I don't understand this. But I'll respond to a couple of things that
I think I've gleaned from it.
I use ALPINE (PINE is dead). It can do threading. It works on a
terminal. What am I missing?
I actually use procmail to sort GTALUG mail into a "folder". It turns
out that all the messages in this thread are lined up appropriately by
being sorted in arrival order.
I don't often use thread-order. I use it often enough that I don't
have to look it up. I guess I might use it more if I didn't
demultiplex my incoming mail.
How do you handle/avoid the deluge of email? I ask in all humility
since it is a burden as well as a blessing.
If Mutt is broken, fix it. It's open source. Or, more likely, you'll
come to understand why it does what it does.
Anecdote:
The second assembly language I learned was PDP-8 PAL.
I was offended by the opcode mnemonics chosen by DEC.
For example, the only add instruction was "TAD" (for Two's complement
ADd).
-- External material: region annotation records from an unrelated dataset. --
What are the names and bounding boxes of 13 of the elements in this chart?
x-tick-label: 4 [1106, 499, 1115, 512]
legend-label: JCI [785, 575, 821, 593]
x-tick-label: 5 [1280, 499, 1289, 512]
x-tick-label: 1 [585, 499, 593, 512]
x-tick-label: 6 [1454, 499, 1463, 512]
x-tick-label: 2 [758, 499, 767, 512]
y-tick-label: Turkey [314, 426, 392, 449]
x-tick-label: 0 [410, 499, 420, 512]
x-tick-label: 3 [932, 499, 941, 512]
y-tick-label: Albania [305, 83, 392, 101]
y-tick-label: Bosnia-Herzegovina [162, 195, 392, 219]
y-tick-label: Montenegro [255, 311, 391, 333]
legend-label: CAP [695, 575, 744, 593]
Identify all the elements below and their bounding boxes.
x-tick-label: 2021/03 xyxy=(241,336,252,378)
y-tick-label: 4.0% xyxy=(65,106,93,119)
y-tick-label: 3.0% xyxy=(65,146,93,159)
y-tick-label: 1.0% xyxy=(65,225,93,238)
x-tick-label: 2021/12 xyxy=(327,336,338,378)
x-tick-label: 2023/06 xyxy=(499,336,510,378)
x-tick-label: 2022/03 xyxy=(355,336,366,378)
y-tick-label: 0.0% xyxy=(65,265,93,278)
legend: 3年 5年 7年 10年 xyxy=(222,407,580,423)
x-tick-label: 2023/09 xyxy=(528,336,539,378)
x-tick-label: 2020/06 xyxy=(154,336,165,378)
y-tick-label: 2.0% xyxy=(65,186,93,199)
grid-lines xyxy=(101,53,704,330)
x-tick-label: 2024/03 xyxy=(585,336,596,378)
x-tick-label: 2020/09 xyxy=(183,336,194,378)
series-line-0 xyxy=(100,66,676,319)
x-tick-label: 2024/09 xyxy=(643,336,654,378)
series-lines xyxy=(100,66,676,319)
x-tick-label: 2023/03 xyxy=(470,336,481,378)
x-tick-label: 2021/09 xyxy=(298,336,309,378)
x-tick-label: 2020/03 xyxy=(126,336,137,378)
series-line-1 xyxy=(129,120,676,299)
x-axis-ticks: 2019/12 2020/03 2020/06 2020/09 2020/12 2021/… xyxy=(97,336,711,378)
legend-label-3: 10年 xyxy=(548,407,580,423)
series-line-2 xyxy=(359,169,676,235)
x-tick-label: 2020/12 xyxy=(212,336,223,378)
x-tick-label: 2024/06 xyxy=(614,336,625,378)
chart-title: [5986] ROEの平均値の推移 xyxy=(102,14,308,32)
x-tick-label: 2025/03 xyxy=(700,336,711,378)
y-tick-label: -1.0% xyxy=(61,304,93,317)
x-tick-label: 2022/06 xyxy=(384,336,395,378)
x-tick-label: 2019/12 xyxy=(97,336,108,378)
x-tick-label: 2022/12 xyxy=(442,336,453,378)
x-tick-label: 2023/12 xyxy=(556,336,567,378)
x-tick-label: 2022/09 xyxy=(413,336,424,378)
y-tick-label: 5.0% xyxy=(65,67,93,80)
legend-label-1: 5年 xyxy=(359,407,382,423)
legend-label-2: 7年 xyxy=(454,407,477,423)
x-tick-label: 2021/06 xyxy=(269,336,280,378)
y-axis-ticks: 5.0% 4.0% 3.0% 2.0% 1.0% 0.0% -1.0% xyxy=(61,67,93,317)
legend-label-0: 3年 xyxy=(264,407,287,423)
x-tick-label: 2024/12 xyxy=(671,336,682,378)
Would ADD not be better?
But by the time I learned enough to attempt the task, I had started to
think of the operation as TAD.
This is an example of starting out intending to change a tool and ending
up changing me.
Sub-anecdote:
The PDP-8 was a single-accumulator machine. And there was no
instruction to load a word from memory into the accumulator! Instead
you arranged for the accumulator to be 0 and than "TAD memory" to add
the content of the memory word that 0, leaving the sum in the
accumulator. So TAD was a heavily used instruction. There were only
eight opcodes, but two of them had modifier bits.
The PDP-8 machine language was incredibly easy to learn even if it
wasn't very powerful. Much simpler than any micro people use now.